La Fiscalía General de la Nación ya radicó en la Secretaría de la Corte Suprema de Justicia el escrito de acusación en contra del exministro de Agricultura Andrés Felipe Arias. Se le acusa de peculado por apropiación a favor de terceros y celebración de contratos sin los requisitos legales, que presuntamente efectuó a través de la polémica política de Agro Ingreso Seguro (AIS).

Arias era un político muy joven cuyo arduo trabajo, inteligencia y capacidad de liderazgo lo llevaron a la cabeza de un importante ministerio en un tiempo relativamente corto. Hoy, unos cuantos años después, su carrera política ha sido puesta en entredicho: ya la Procuraduría lo condenó a 16 años de inhabilidad para ejercer el oficio, por cuenta, otra vez, del escándalo protagonizado por el programa estelar de su gestión. Ahora le espera el juicio penal.

Su camino futuro se oscurece un tanto más cuando, habiéndose acogido al principio de oportunidad, Camila Reyes del Toro —asesora de Arias en su momento— testimonia que el exministro sí tuvo incidencia directa y manejo presupuestal en el origen del programa AIS. De acuerdo con su declaración, era el propio Arias quien, sin ser parte del comité administrativo, mandaba todo el asunto de presupuesto dentro del convenio firmado con el Instituto Interamericano para la Cooperación Agropecuaria (IICA), adjudicando los subsidios, a su vez, sin estudios técnicos previos. Dicho esto en cristiano: era Arias quien, a juicio de la testigo clave, mandaba la parada en las decisiones.

Con esto se desvanece la defensa del exministro, quien siempre se ha escudado en que sus subalternos y el IICA eran quienes manejaban la aplicación del programa. Ciertamente, como han salido a decir sus defensores, la declaración de Reyes del Toro no lo acusa de haber coordinado la partición ilegal con los dueños de los terrenos —el delito mayor—, pero sí lo deja muy comprometido en partes esenciales de la acusación que le formuló la Fiscalía, como el uso del programa para obtener financiación en su carrera política o el intento de alinear a sus subalternos con la versión de la defensa para evitar la acción de la justicia. Pero, claro, será la Corte la que sepa evaluar pruebas.

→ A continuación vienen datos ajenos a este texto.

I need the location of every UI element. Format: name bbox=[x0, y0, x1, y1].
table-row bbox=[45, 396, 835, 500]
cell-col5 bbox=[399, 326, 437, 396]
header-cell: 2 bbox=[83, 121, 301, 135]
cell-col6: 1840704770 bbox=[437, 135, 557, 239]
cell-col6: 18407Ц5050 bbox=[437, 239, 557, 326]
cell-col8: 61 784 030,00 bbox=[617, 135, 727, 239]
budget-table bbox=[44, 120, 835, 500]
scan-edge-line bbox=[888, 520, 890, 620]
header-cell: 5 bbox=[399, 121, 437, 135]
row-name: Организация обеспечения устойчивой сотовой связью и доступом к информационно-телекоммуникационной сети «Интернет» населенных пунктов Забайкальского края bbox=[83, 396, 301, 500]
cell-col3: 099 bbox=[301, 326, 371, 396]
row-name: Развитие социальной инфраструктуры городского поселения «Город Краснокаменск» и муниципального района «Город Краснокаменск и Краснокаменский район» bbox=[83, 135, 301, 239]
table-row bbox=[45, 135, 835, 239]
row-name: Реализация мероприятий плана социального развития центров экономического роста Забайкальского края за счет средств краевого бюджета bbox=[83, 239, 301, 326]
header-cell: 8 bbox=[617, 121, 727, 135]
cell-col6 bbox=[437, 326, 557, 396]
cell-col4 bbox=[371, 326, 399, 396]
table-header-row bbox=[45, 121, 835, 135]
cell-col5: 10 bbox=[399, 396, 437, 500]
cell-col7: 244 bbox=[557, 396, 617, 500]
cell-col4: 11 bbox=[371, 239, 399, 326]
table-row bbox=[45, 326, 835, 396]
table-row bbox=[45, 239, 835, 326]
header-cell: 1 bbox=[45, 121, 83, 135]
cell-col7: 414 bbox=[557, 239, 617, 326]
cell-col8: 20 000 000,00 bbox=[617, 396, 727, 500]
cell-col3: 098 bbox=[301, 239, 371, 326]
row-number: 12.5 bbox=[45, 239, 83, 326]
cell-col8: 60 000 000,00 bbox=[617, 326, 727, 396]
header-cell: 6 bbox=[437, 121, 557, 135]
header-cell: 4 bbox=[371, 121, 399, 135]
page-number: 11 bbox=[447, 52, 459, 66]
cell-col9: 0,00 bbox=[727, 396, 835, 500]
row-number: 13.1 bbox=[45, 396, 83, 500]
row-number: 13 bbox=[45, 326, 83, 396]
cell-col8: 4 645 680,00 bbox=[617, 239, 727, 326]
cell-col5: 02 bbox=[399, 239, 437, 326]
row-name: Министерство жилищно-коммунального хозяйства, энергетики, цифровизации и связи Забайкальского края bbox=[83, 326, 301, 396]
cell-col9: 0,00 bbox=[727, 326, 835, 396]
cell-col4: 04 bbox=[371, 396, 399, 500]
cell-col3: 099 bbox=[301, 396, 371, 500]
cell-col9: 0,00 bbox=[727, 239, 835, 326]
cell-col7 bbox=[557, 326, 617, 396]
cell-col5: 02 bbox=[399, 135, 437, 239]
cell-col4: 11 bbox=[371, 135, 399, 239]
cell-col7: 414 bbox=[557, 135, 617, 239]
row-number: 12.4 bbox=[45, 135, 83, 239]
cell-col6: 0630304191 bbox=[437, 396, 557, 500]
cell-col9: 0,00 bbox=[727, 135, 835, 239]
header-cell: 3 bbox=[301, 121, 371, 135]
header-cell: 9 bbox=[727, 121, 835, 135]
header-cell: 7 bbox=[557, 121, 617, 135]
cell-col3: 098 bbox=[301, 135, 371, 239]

El hecho es que desde que la luego extinguida revista Cambio hizo las primeras revelaciones, hubo una constante denuncia de irregularidades del programa AIS, así como indignación en razón a quienes de él se aprovecharon. Jorge Enrique Robledo, senador del Polo Democrático, en un acalorado debate en el Congreso acuñó una frase muy pegajosa en los medios por esos días: que el Ministerio de Agricultura funcionaba “como un Robin Hood, pero al revés: le roba a los pobres para darle a los ricos”. Si bien es cierto que del programa se beneficiaron campesinos de toda condición, también lo es que grandes terratenientes del Magdalena y el Valle, familias prestantes e incluso narcotraficantes, entre otros, recibieron subsidios de hasta 2.000 millones de pesos.

De ahí en adelante la imagen de Arias empezó a decaer. Así sucedió con su frustrada aspiración a la presidencia y luego como acompañante de Santos en el triunfo: el presidente le ofreció una embajada que rechazó por los líos judiciales que veía venir. Luego vino el fallo de la Procuraduría y falta esperar ahora la sentencia penal de la Corte Suprema, que debe ser proyectada dentro de tres meses.

La justicia deberá acoplarse a las pruebas que tiene y ser cuidadosa a la hora de evaluarlas. Pero fuere cual fuere la decisión, los problemas de Andrés Felipe Arias sí son ilustrativos de los peligros que tiene el manejo del poder y la idea que enceguece a algunos cuando llegan a altas posiciones de que el Estado y su manejo son un asunto que se resuelve de manera personal. Que el ejemplo sirva.